Um grupo investigado por furtos de cabos e lavagem de dinheiro que movimentou mais de R$ 400 milhões e é alvo de uma operação realizada em quatro estados, entre eles Minas Gerais. Nesta segunda-feira (23), policiais civis da Delegacia de Roubos e Furtos (DRF) cumprem 42 mandados de busca e apreensão no Rio de Janeiro, São Paulo, Minas Gerais e Tocantins, durante mais uma fase da operação “Caminhos do Cobre”.
Segundo as investigações, a organização possui uma estrutura criminosa organizada e financeiramente sofisticada, com divisão clara de funções e atuação interestadual. Sozinho, o principal investigado do esquema teria movimentado R$ 97 milhões, valor incompatível com sua capacidade econômica declarada.
Os furtos ocorriam, principalmente, durante a madrugada, quando caminhões eram utilizados para arrancar cabos subterrâneos, enquanto motocicletas atuavam como batedores para monitorar a movimentação policial e bloquear vias.
Operação mira grupo que faturou mais de R$ 400 milhões com furto de cabos em MG, SP, RJ e TO
— Itatiaia (@itatiaia) February 23, 2026
📹 Polícia Civil | Divulgação pic.twitter.com/kdNAdKLo0O
Após a subtração, os criminosos transportavam os cabos para pontos específicos, onde os materiais passavam por fracionamento. Em seguida, os itens eram comercializados por meio de ferros-velhos e empresas de reciclagem vinculadas ao grupo.
Segundo a polícia, a parte financeira da quadrilha emitia notas fiscais falsas para dar aparência de legalidade às transações.
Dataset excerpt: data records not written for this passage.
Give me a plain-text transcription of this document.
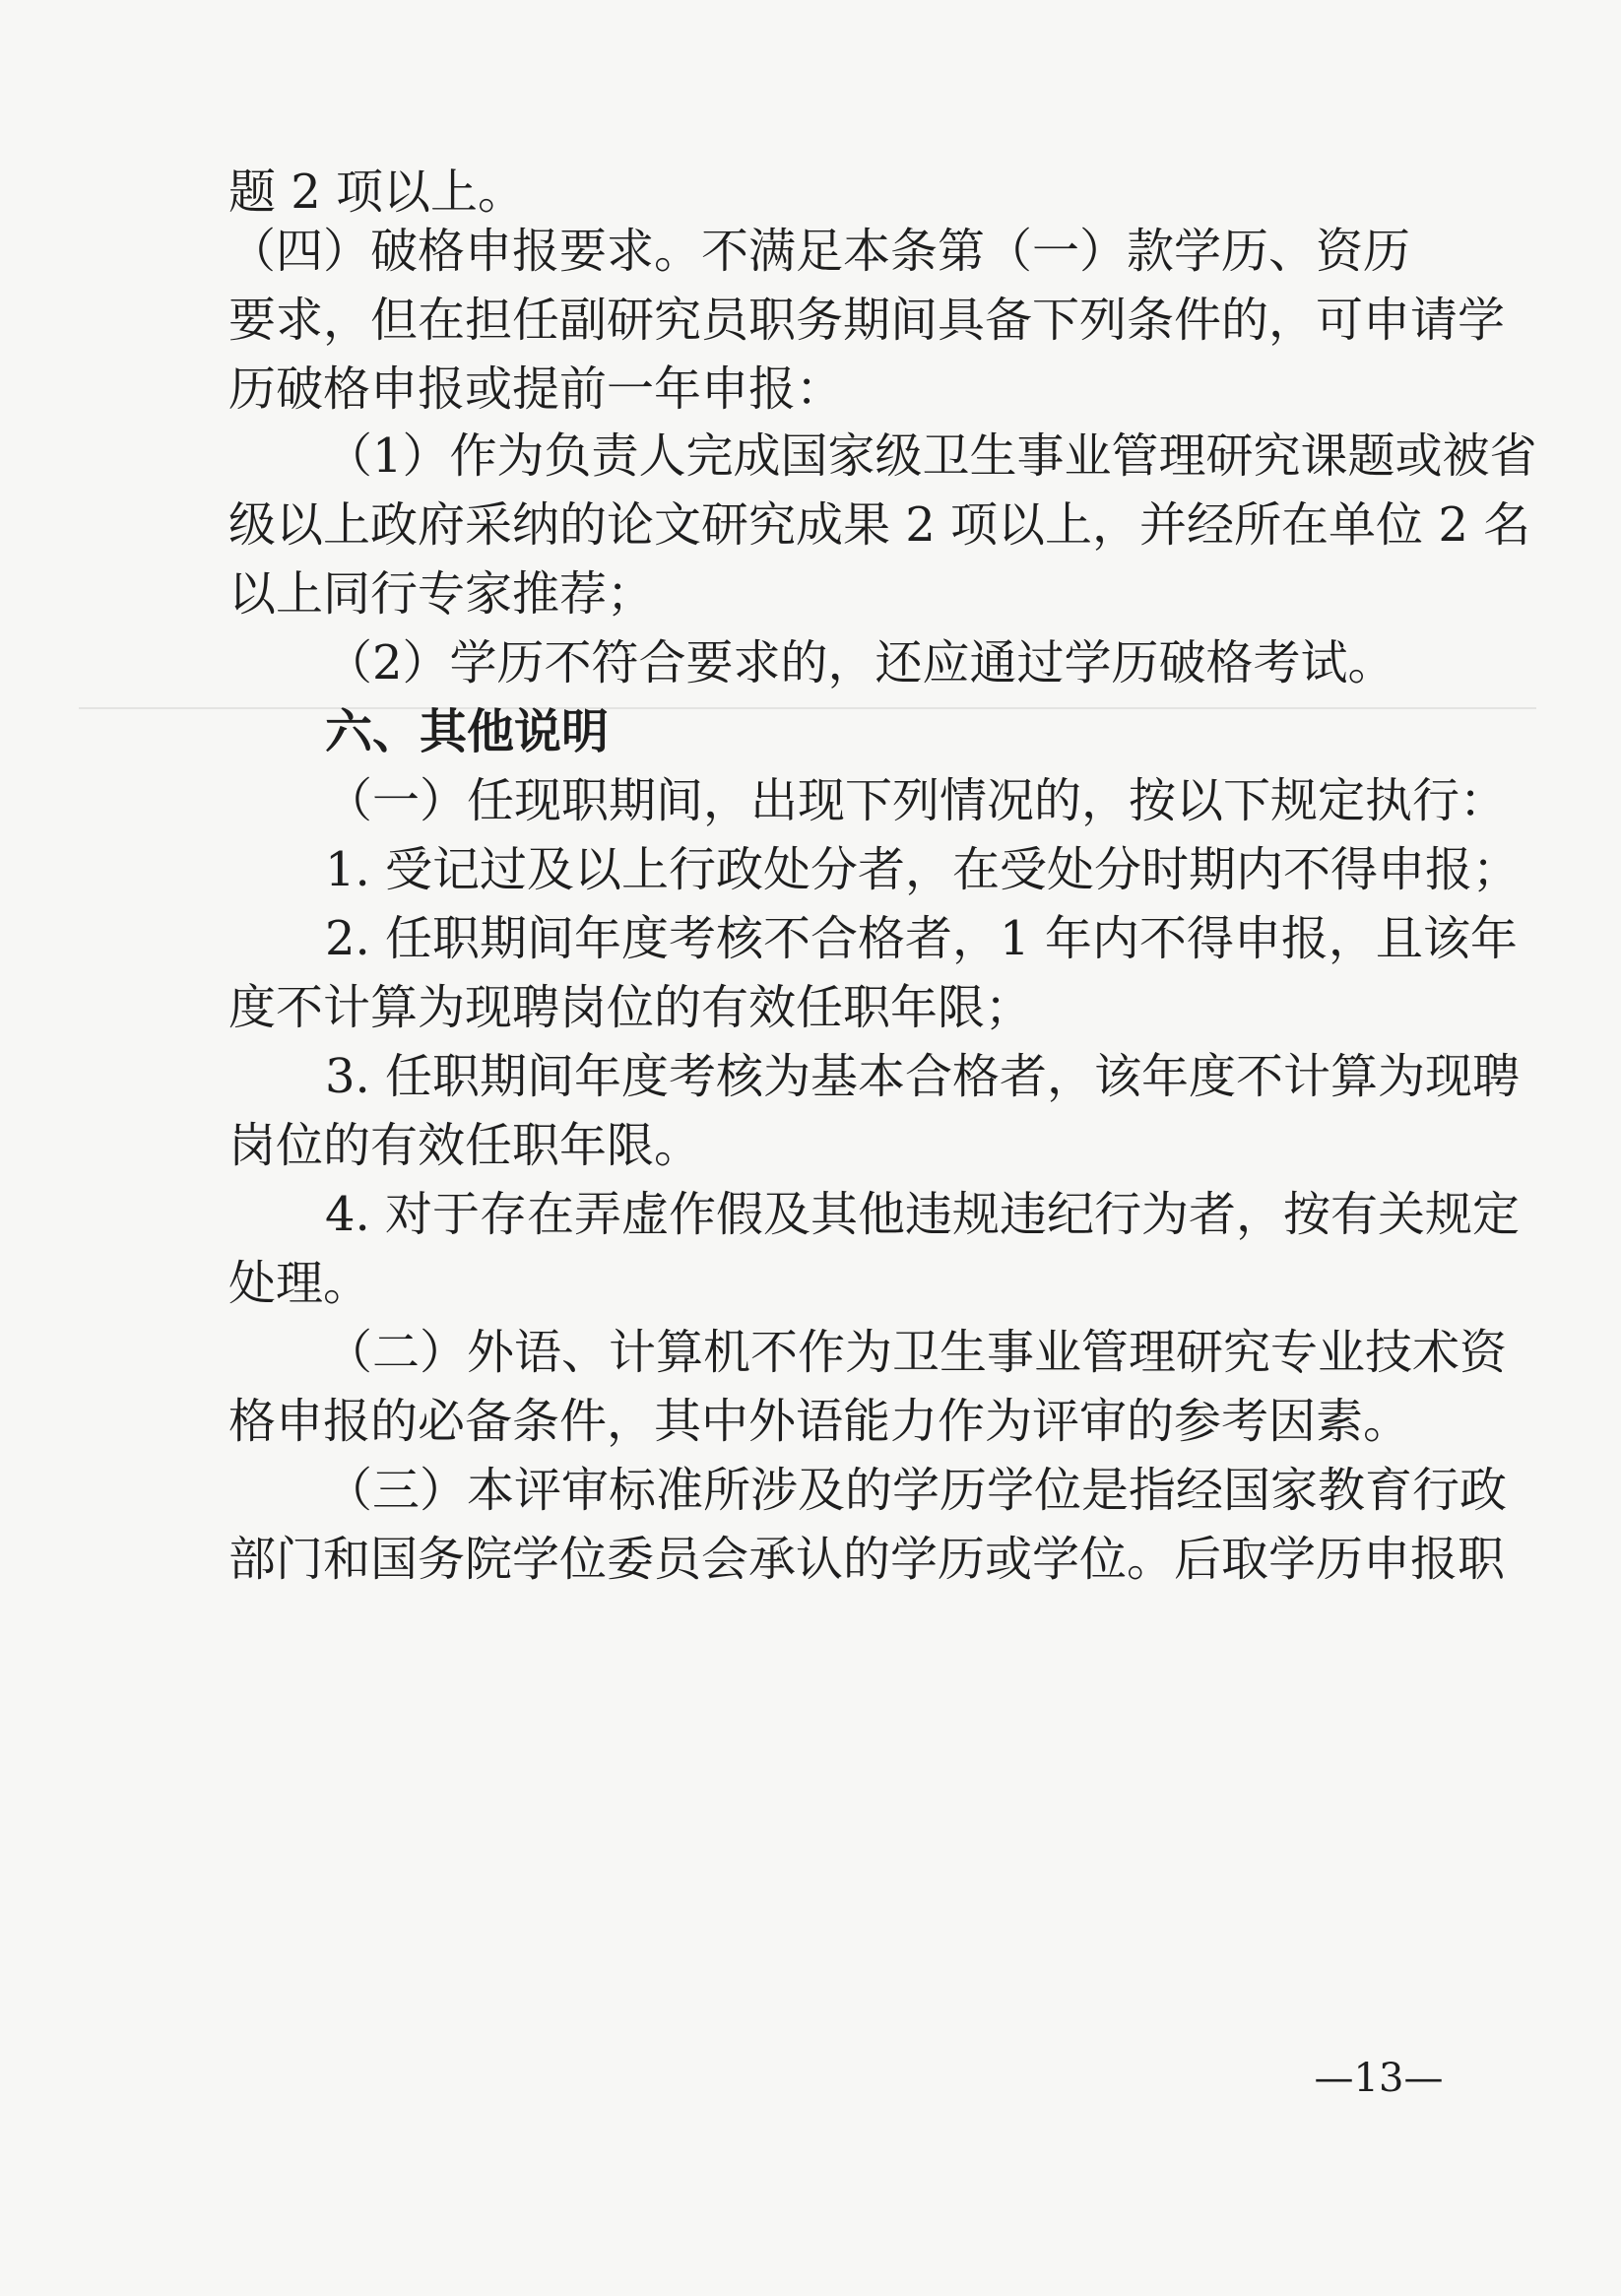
题 2 项以上。
（四）破格申报要求。不满足本条第（一）款学历、资历
要求，但在担任副研究员职务期间具备下列条件的，可申请学
历破格申报或提前一年申报：
（1）作为负责人完成国家级卫生事业管理研究课题或被省
级以上政府采纳的论文研究成果 2 项以上，并经所在单位 2 名
以上同行专家推荐；
（2）学历不符合要求的，还应通过学历破格考试。
六、其他说明
（一）任现职期间，出现下列情况的，按以下规定执行：
1. 受记过及以上行政处分者，在受处分时期内不得申报；
2. 任职期间年度考核不合格者，1 年内不得申报，且该年
度不计算为现聘岗位的有效任职年限；
3. 任职期间年度考核为基本合格者，该年度不计算为现聘
岗位的有效任职年限。
4. 对于存在弄虚作假及其他违规违纪行为者，按有关规定
处理。
（二）外语、计算机不作为卫生事业管理研究专业技术资
格申报的必备条件，其中外语能力作为评审的参考因素。
（三）本评审标准所涉及的学历学位是指经国家教育行政
部门和国务院学位委员会承认的学历或学位。后取学历申报职
—13—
Os valores eram divididos por meio de transferências bancárias em sequência, com o objetivo de dificultar o rastreamento do dinheiro.
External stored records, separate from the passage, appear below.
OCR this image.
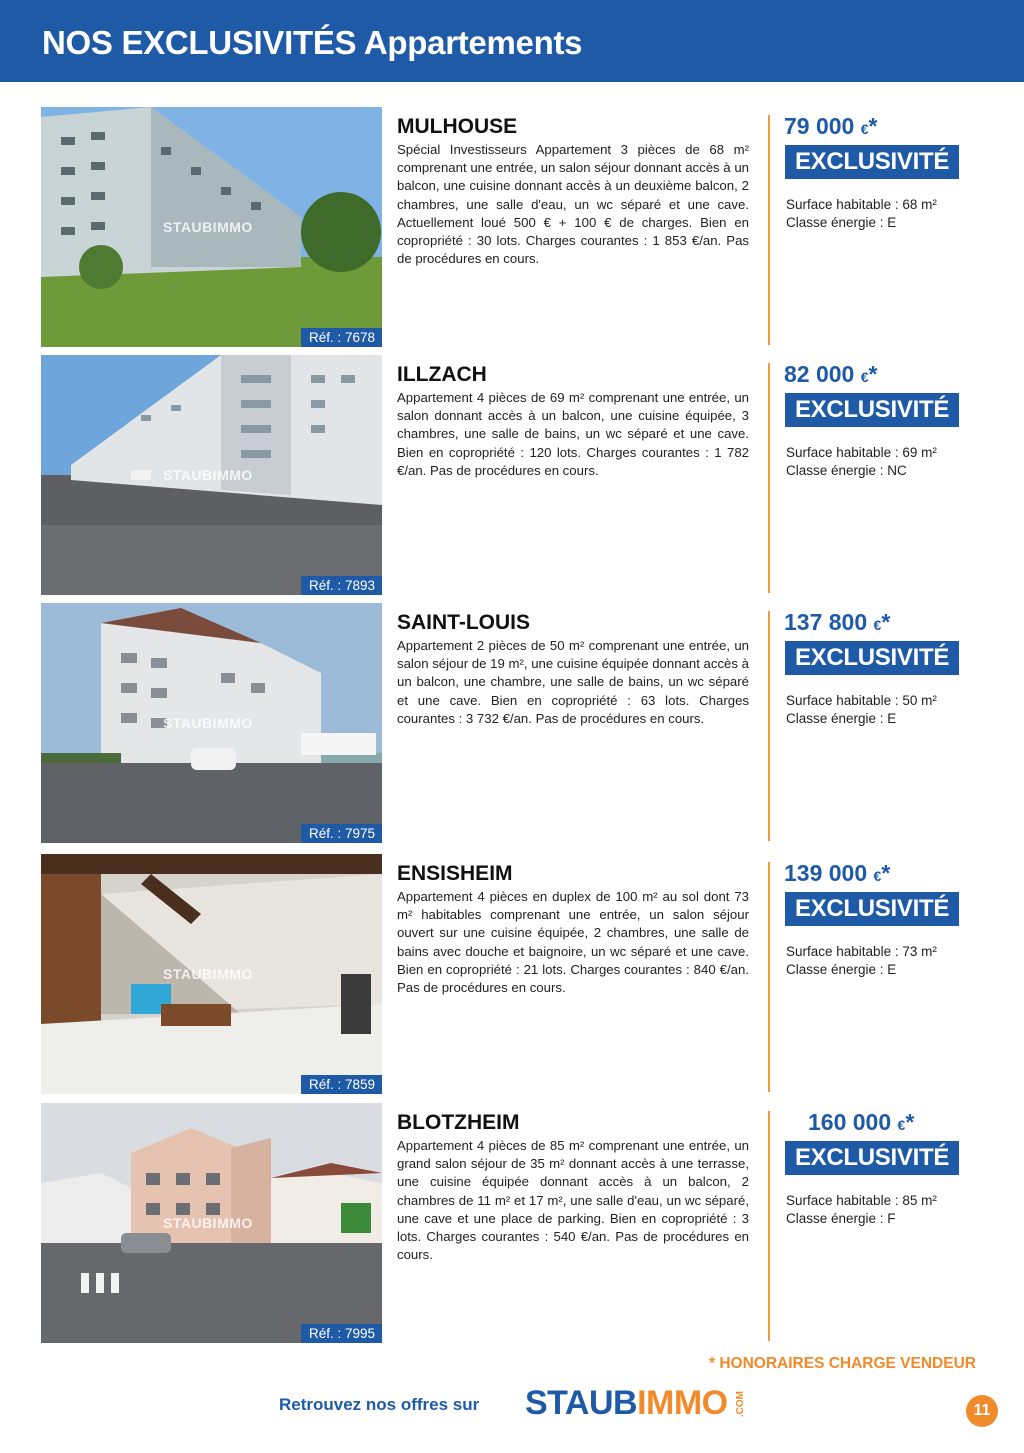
NOS EXCLUSIVITÉS Appartements
STAUBIMMO
Réf. : 7678
MULHOUSE

Spécial Investisseurs Appartement 3 pièces de 68 m² comprenant une entrée, un salon séjour donnant accès à un balcon, une cuisine donnant accès à un deuxième balcon, 2 chambres, une salle d'eau, un wc séparé et une cave. Actuellement loué 500 € + 100 € de charges. Bien en copropriété : 30 lots. Charges courantes : 1 853 €/an. Pas de procédures en cours.

79 000 €*
EXCLUSIVITÉ
Surface habitable : 68 m²
Classe énergie : E
STAUBIMMO
Réf. : 7893
ILLZACH

Appartement 4 pièces de 69 m² comprenant une entrée, un salon donnant accès à un balcon, une cuisine équipée, 3 chambres, une salle de bains, un wc séparé et une cave. Bien en copropriété : 120 lots. Charges courantes : 1 782 €/an. Pas de procédures en cours.

82 000 €*
EXCLUSIVITÉ
Surface habitable : 69 m²
Classe énergie : NC
STAUBIMMO
Réf. : 7975
SAINT-LOUIS

Appartement 2 pièces de 50 m² comprenant une entrée, un salon séjour de 19 m², une cuisine équipée donnant accès à un balcon, une chambre, une salle de bains, un wc séparé et une cave. Bien en copropriété : 63 lots. Charges courantes : 3 732 €/an. Pas de procédures en cours.

137 800 €*
EXCLUSIVITÉ
Surface habitable : 50 m²
Classe énergie : E
STAUBIMMO
Réf. : 7859
ENSISHEIM

Appartement 4 pièces en duplex de 100 m² au sol dont 73 m² habitables comprenant une entrée, un salon séjour ouvert sur une cuisine équipée, 2 chambres, une salle de bains avec douche et baignoire, un wc séparé et une cave. Bien en copropriété : 21 lots. Charges courantes : 840 €/an. Pas de procédures en cours.

139 000 €*
EXCLUSIVITÉ
Surface habitable : 73 m²
Classe énergie : E
STAUBIMMO
Réf. : 7995
BLOTZHEIM

Appartement 4 pièces de 85 m² comprenant une entrée, un grand salon séjour de 35 m² donnant accès à une terrasse, une cuisine équipée donnant accès à un balcon, 2 chambres de 11 m² et 17 m², une salle d'eau, un wc séparé, une cave et une place de parking. Bien en copropriété : 3 lots. Charges courantes : 540 €/an. Pas de procédures en cours.

160 000 €*
EXCLUSIVITÉ
Surface habitable : 85 m²
Classe énergie : F
* HONORAIRES CHARGE VENDEUR
Retrouvez nos offres sur STAUBIMMO .COM	11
Além da ofensiva contra os envolvidos, a DRF solicitou o sequestro de veículos e imóveis do grupo, bem como o bloqueio total dos ativos financeiros.
A Operação Caminhos do Cobre é uma iniciativa contínua para combater o furto de cabos e materiais metálicos, mirando toda a cadeia criminosa, do furtador às metalúrgicas.
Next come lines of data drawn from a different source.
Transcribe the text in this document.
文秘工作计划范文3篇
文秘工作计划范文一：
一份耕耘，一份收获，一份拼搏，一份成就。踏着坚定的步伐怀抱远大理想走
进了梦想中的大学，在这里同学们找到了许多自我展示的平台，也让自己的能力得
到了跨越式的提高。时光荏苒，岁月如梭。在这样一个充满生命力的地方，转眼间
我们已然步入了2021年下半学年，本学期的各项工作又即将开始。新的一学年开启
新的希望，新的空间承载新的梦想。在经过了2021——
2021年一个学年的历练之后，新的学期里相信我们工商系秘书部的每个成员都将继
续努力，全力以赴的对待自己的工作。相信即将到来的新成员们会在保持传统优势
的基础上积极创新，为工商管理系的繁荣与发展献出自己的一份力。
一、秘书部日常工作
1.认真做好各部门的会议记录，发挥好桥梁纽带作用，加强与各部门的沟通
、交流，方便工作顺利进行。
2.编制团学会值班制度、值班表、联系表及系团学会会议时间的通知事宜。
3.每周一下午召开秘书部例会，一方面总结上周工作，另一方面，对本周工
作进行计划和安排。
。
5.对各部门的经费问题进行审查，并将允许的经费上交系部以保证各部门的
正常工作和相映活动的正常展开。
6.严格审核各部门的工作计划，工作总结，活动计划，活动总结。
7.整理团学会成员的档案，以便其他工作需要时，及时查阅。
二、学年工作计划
Desde setembro de 2024, foram realizadas mais de 430 fiscalizações em ferros-velhos, com cerca de 200 prisões de responsáveis pelos estabelecimentos. No mesmo período, aproximadamente 300 toneladas de fios de cobre e materiais metálicos foram apreendidas, além do pedido de bloqueio de cerca de R$ 240 milhões.
As ações também visam descapitalizar financeiramente braços operacionais do tráfico que fomentam esse tipo de crime.